4. Wulingyuan Scenic Area: Zhangjiajie, China

A trip here feels like visiting a spectacular movie set -- and, in a way, it is. You may recognize it from the film Avatar! Visitors tell themselves there's no way that the incredible sandstone pillars jutting out of the earth and soaring nearly as high as the Empire State Building can be real, but they are. And they're arguably China's most stunning natural feature. While remote, visiting here is not only possible, it's also one of the most affordable destinations on this list.

Tall cliffs covered in trees, Wulingyuan, China.
Wulingyuan. Pixabay / Vined

5. Uluru: Northern Territory, Australia

At once 600 million years old and utterly timeless, Uluru is one of Australia's most stunning natural landscapes. It is sacred to the Aboriginal people of the area and the surrounding region is home to equally beautiful rock caves, ancient paintings, and waterholes. Climbing Uluru is greatly discouraged for both spiritual and environmental reasons, and a ban on climbing will come into effect in October 2019. But the tourism industry in the area remains alive and well and visitors are able to participate in programs ranging from classes on edible desert plants to night walks to observe the sky.

Uluru rock against a bright blue sky

6. Redwood National Park: California

What's 2,000 years old, 300 feet high, and loves hugs? The famous redwood trees of California! They're among the oldest and largest living things in the world and visitors are warmly encouraged to visit this National Park to see the stunning plant life for themselves. Over 40 different species of mammals also call the area their home, along with 400 documented species of birds, making it a true nature lovers' paradise.

7. Bagan: Myanmar

Home to the largest concentration of religious buildings on earth, Bagan is one of civilization's most beautiful ancient cities. With its wooden homes and shops swallowed up by the centuries, all that remains are the brick temples, pagodas, and stupas. At the height of its power in the 11th to 13th century, there were some 10,000 of these structures built, of which an astonishing 2,200 remain. For the ultimate travel experience, you can book a hot air balloon ride to see the temples at sunrise.

A temple of Bagan at sunrise

8. Isle of Skye: Scotland

As any fan of Outlander can attest, there are few places as beautiful as the remote moors of Scotland. And the Isle of Skye, largest and northernmost of the major islands in the Inner Hebrides of Scotland, may just be the most beautiful of all. It's filled with jaw-dropping lochs, waterfalls, hills, jagged rocks, and ancient artifacts waiting to be discovered. Despite its remoteness, it's relatively easy to explore and local residents are well-known for their hospitality.
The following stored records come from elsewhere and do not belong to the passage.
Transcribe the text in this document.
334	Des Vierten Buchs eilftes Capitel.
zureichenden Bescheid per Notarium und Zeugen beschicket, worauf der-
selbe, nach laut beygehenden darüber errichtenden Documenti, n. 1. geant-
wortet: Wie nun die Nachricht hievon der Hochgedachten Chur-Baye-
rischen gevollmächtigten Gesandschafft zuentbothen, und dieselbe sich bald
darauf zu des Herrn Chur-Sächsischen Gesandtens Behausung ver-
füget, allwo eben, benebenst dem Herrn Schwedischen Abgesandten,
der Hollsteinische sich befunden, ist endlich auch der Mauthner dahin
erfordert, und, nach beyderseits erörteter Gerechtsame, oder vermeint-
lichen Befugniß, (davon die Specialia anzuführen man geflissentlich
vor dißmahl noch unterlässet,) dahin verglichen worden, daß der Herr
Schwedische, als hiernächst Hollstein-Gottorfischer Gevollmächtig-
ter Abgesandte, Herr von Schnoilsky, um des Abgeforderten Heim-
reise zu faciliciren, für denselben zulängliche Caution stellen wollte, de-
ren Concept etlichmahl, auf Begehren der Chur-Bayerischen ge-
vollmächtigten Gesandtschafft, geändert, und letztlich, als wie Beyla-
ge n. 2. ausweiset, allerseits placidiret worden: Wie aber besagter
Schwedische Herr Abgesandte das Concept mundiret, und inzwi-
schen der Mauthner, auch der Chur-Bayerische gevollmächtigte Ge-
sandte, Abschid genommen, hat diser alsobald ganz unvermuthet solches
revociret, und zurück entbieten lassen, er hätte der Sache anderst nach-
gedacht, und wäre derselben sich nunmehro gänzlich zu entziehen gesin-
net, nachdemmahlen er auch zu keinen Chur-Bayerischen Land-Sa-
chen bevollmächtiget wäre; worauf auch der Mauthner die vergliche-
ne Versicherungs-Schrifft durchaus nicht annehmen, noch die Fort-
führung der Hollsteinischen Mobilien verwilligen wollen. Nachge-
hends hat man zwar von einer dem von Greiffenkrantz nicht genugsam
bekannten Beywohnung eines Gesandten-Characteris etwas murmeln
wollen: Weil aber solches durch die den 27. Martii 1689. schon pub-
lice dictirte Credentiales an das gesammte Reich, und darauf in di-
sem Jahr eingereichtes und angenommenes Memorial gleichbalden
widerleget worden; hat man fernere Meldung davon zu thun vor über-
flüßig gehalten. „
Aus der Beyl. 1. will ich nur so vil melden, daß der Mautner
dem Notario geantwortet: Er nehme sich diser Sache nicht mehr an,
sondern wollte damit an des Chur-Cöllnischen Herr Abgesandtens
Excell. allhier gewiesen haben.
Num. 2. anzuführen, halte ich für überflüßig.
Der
Narrow, rocky peninsula between two lakes, Isle of Skye
Isle of Skye. Wikimedia Commons

9. Santorini: Greece

Can villages, towns, and even urban areas be classified as stunning landscapes? If they're on Santorini they can be! Santorini's captivating white buildings with rounded blue roofs dot the oceanside cliffs and are some of the most arresting landscapes in the world. With a thriving local wine scene, it's the perfect place to sit on a terrace with a frosty bottle and contemplate the beauty of the sea.

Blue roofs and white washed buildings, Santorini

10. Serengeti National Park: Tanzania

Crazy about big cats? In love with elephants? Welcome to earth's own Eden, arguably the most spectacular spot for witnessing wildlife on earth. And with wide open plains, soaring trees, and an ever-changing landscape between the rainy and dry seasons, Serengeti National Park is a dream safari destination.

11: Vatnajökull: Iceland

Forget the Blue Lagoon and the Northern Lights. Iceland's most striking landscape isn't in the sky or the sea, but deep within the earth. The ice caves of Vatnajökull aren't exactly designed for beginners, but it's well worth the training and preparation to explore them in person. However, the rest of the glacier surrounding the ice caves are a bit more approachable when you have a guide on hand, and they really do make you feel like you're all together on another planet.

Blue light reflects in an underground glacier cave

There you have it. We hope you enjoyed learning a little more about some of the world's more exotic landscapes. We hope you get the chance to see them for yourself.